I wrote about Melissa on the Monday after the worst of it. A week later I have had conversations with three different mail administrators who spent that weekend in the office, and a clearer picture of what changed in real organisations is starting to form.
The headline story is the loud one: "the worst worm in history; mail servers down; emergency advisories issued". That story is true but incomplete. The smaller story — the actual operational changes that stuck — is more interesting.
What admins actually did
Three organisations of three different sizes, all with similar shapes of response.
The financial-services place had thirty thousand inboxes. They were briefly underwater on Friday afternoon. By Saturday morning they had pushed an antivirus signature update through their corporate distribution and instructed users not to open attachments. By Monday, normal operations had resumed. The lasting change: a hard policy that all incoming attachments are scanned by the AV gateway before they reach the user's inbox. This was not in place before Melissa. It is now mandatory.
The university, with about three thousand staff and twenty thousand students, was hit hardest because their architecture had no central scanning. Mail flowed directly from edge SMTP to per-department mailboxes, with no in-line filtering. The lasting change: a central mail relay through which all mail now passes, and a policy decision to fund and staff that relay as a permanent service. This is a structural change, not a technical one. It is, I think, the most significant of the three.
The small consultancy, with about a hundred staff, was barely affected. They run Linux mail servers, which Melissa cannot directly damage; they had no Outlook on the server side; their staff use mail clients that do not auto-execute attachments; and their existing procmail rules already stripped Word attachments at the gateway. They were quietly smug all weekend.
The pattern across all three: the things that helped were structural decisions made years ago, and the things that needed fixing afterwards were not specific to Melissa but general to the architectural assumption that mail content was safe.
The assumption that died this week
Until this week, mail attachments were treated by most operators as data. They flowed through the system like text would: filtered for viruses if you happened to have a scanner, but otherwise just bytes-on-the-wire. The mail server's job was to deliver; the desktop's job was to render; whose job was to keep them safe was a question that did not have a settled answer.
Melissa has settled it. Mail attachments are executable code until proven otherwise. The mail server, the perimeter relay, and the gateway scanner are all now in the position of having to make a decision: pass through, scan, strip, or refuse.
This sounds obvious in hindsight. It was not obvious last month. The default setting in every mail product on the market last month was "pass through, optionally with scanning". By the time the next major mail product is released, the default will be "scan; strip if uncertain".
The macro security model
The deeper problem Melissa exploited was not in mail. It was in Word's macro security model.
Microsoft's response to Melissa includes — among other things — a Word patch that requires user confirmation before running macros from documents that are not from "trusted sources". The trusted-sources mechanism is rough and badly explained, and most users will either disable it or accept everything as trusted, which defeats it. But the architectural shift it represents is meaningful.
Macros, until now, ran by default in any document opened by Word. The principle was that documents and applications were on the same trust footing — your documents were yours, you wrote them, why would you not trust them?
Melissa proved that the principle, while satisfying, does not survive contact with the actual document distribution mechanism. Documents come from email. Email comes from anywhere. "Document" is therefore, in practice, a foreign-trust object. The macros that ride along with documents must inherit foreign trust until something proves otherwise.

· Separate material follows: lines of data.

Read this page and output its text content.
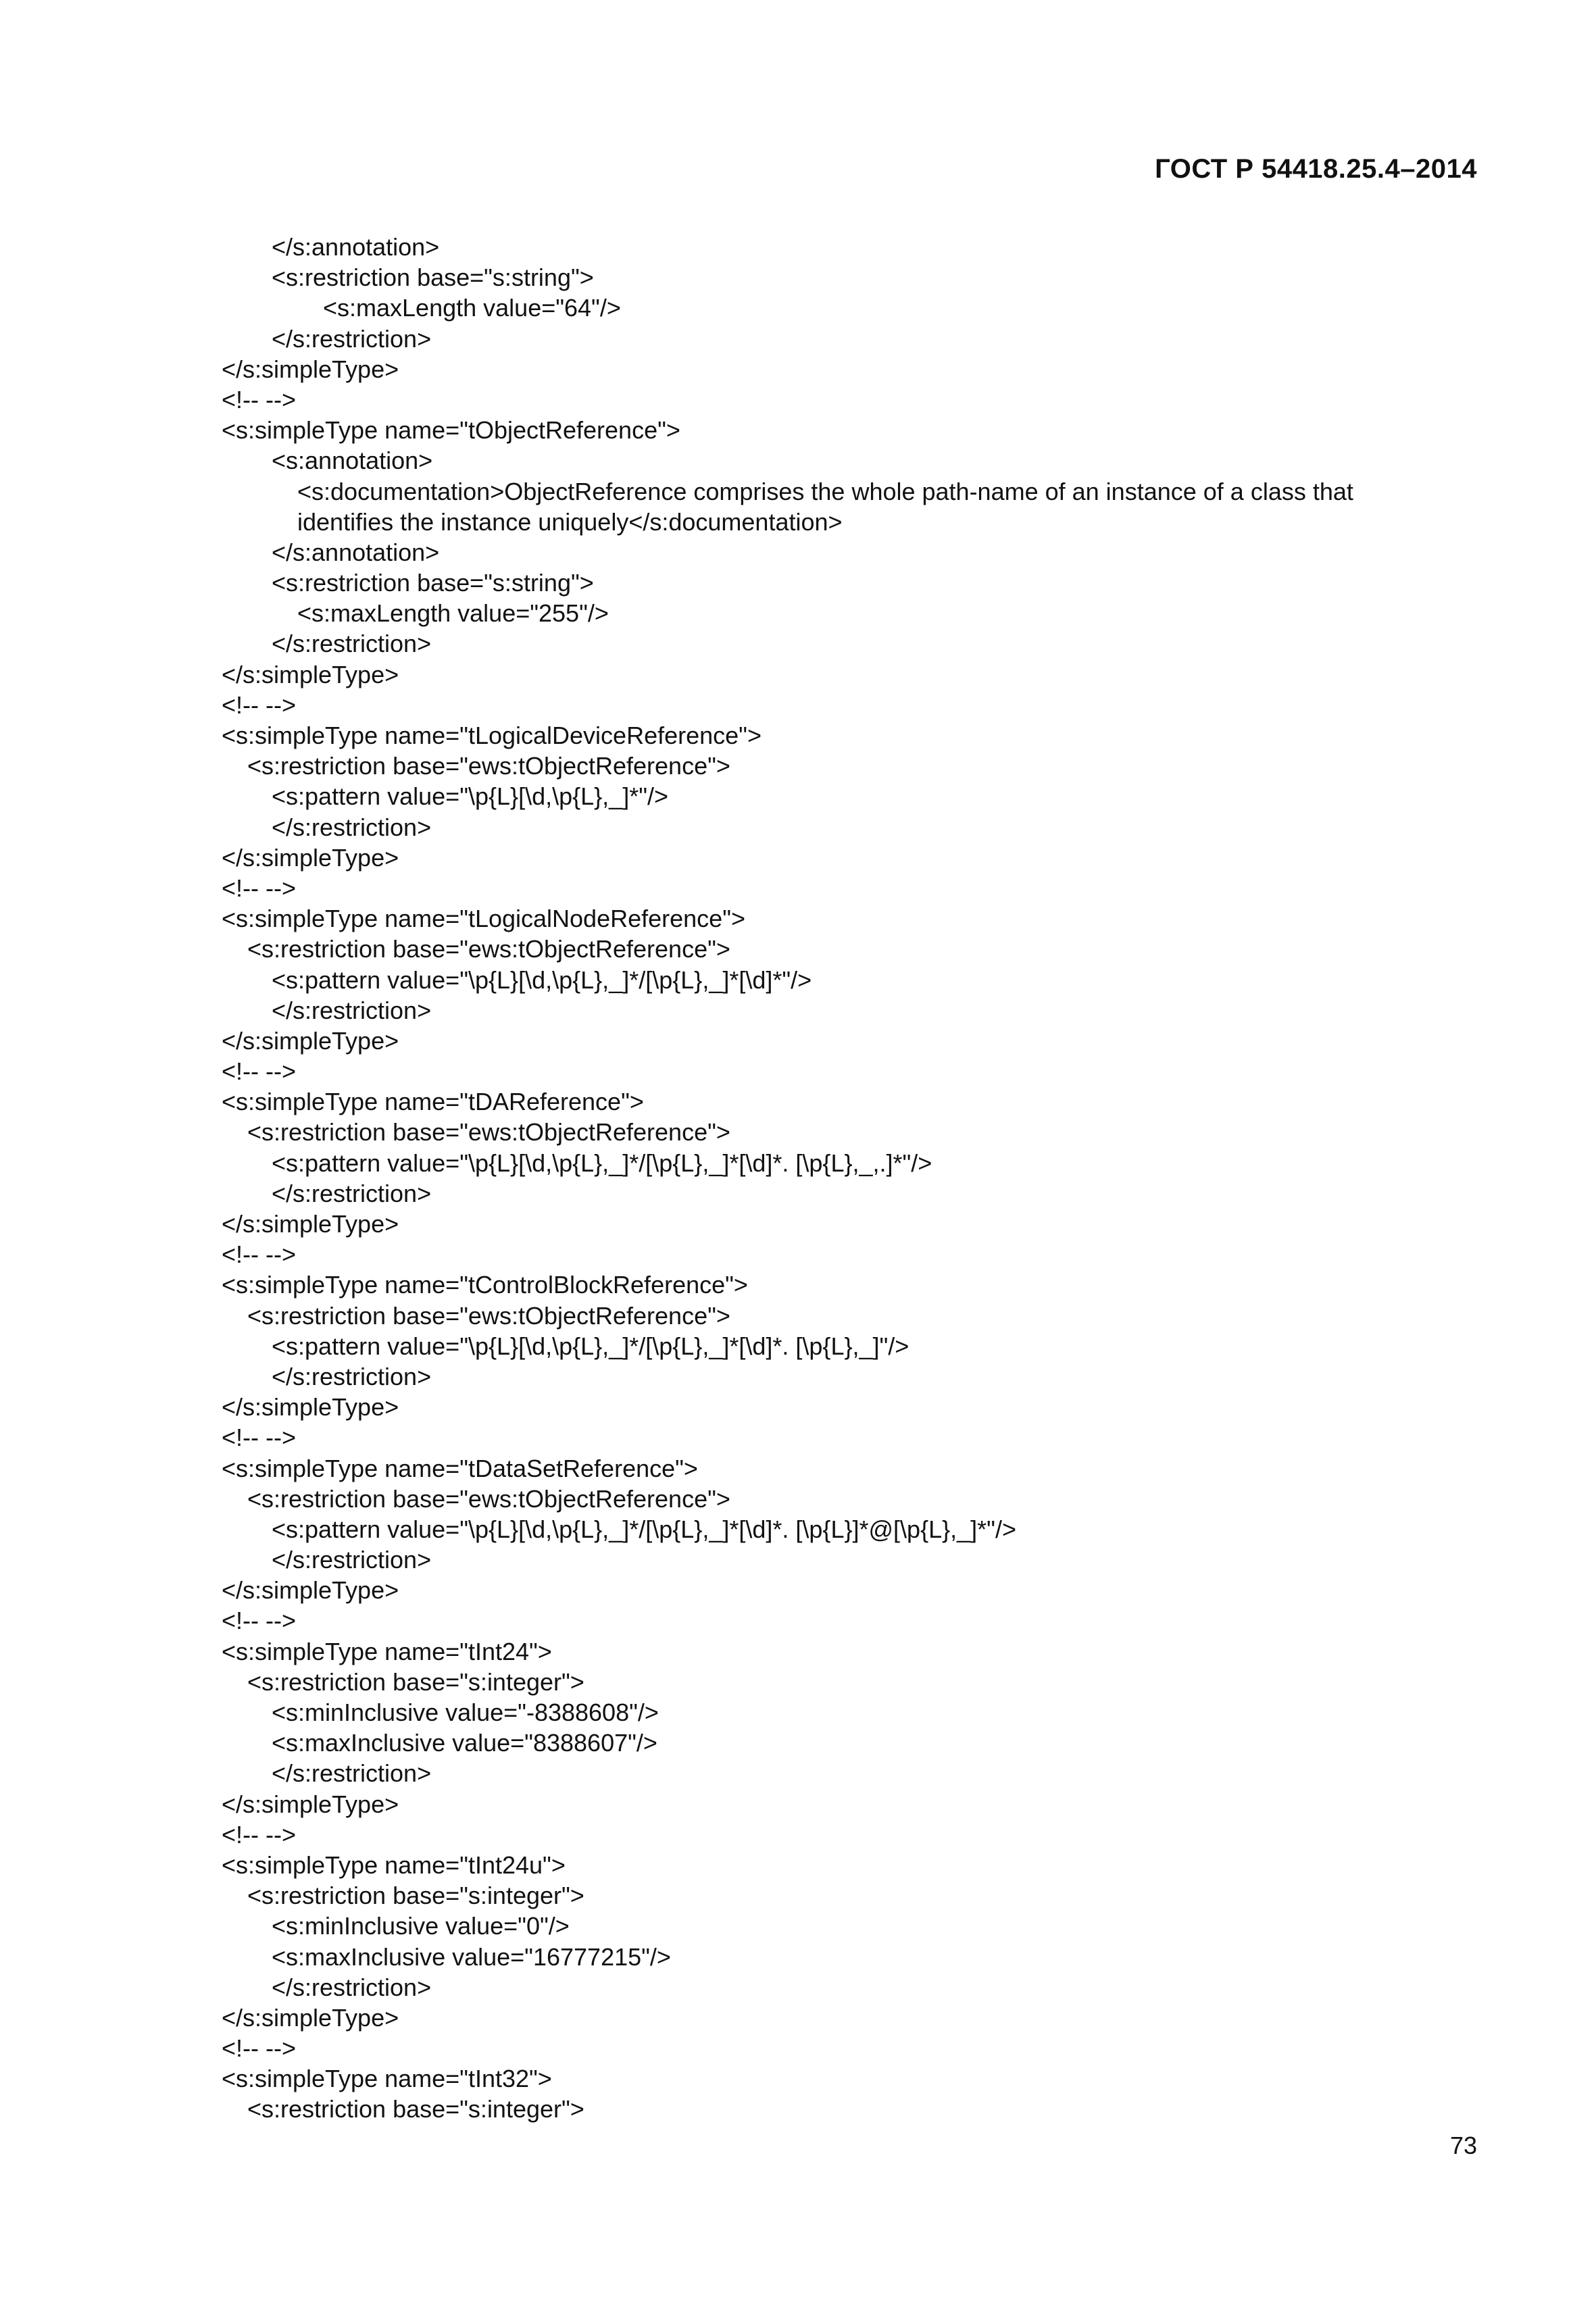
ГОСТ Р 54418.25.4–2014
</s:annotation>
<s:restriction base="s:string">
<s:maxLength value="64"/>
</s:restriction>
</s:simpleType>
<!-- -->
<s:simpleType name="tObjectReference">
<s:annotation>
<s:documentation>ObjectReference comprises the whole path-name of an instance of a class that
identifies the instance uniquely</s:documentation>
</s:annotation>
<s:restriction base="s:string">
<s:maxLength value="255"/>
</s:restriction>
</s:simpleType>
<!-- -->
<s:simpleType name="tLogicalDeviceReference">
<s:restriction base="ews:tObjectReference">
<s:pattern value="\p{L}[\d,\p{L},_]*"/>
</s:restriction>
</s:simpleType>
<!-- -->
<s:simpleType name="tLogicalNodeReference">
<s:restriction base="ews:tObjectReference">
<s:pattern value="\p{L}[\d,\p{L},_]*/[\p{L},_]*[\d]*"/>
</s:restriction>
</s:simpleType>
<!-- -->
<s:simpleType name="tDAReference">
<s:restriction base="ews:tObjectReference">
<s:pattern value="\p{L}[\d,\p{L},_]*/[\p{L},_]*[\d]*. [\p{L},_,.]*"/>
</s:restriction>
</s:simpleType>
<!-- -->
<s:simpleType name="tControlBlockReference">
<s:restriction base="ews:tObjectReference">
<s:pattern value="\p{L}[\d,\p{L},_]*/[\p{L},_]*[\d]*. [\p{L},_]"/>
</s:restriction>
</s:simpleType>
<!-- -->
<s:simpleType name="tDataSetReference">
<s:restriction base="ews:tObjectReference">
<s:pattern value="\p{L}[\d,\p{L},_]*/[\p{L},_]*[\d]*. [\p{L}]*@[\p{L},_]*"/>
</s:restriction>
</s:simpleType>
<!-- -->
<s:simpleType name="tInt24">
<s:restriction base="s:integer">
<s:minInclusive value="-8388608"/>
<s:maxInclusive value="8388607"/>
</s:restriction>
</s:simpleType>
<!-- -->
<s:simpleType name="tInt24u">
<s:restriction base="s:integer">
<s:minInclusive value="0"/>
<s:maxInclusive value="16777215"/>
</s:restriction>
</s:simpleType>
<!-- -->
<s:simpleType name="tInt32">
<s:restriction base="s:integer">
73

This is the same epistemic shift the web went through with client-side scripts a few years ago — JavaScript is now sandboxed, restricted, and treated as foreign by default in every browser. The transition for documents has barely begun. Melissa is the moment when the transition got pushed forward by about five years of normal development.
What I am taking from this
Three things, to keep in mind for the next time.
The defaults of widely-deployed software are themselves a security architecture. Decisions made in Redmond and Cupertino about what runs by default on millions of desktops are decisions with system-wide effect. They cannot be reversed quickly. They are, in practice, more important than what any individual operator does.
Operationally, mail filtering is a real engineering discipline. Not a checkbox in your AV product. A filtering relay, with rules, with logging, with a way to add new patterns under pressure, run by a team that knows what is in the SMTP RFCs. The places that survived Melissa best had this. The places that suffered most did not.
Pre-existing structural choices matter more than incident-response speed. All three organisations I spoke to had Melissa under control within 72 hours. The difference between them was not the response — they were all good at responding. The difference was what they had in place before the response was needed. The university paid the most, not because their team was bad, but because their architecture had no chokepoint at which to apply pressure.
The specific problem this week was a Word macro. The general problem this week was that mail and document handling were architected for an internet that does not exist any more. Fixing this properly is a long project, and Melissa is the prologue.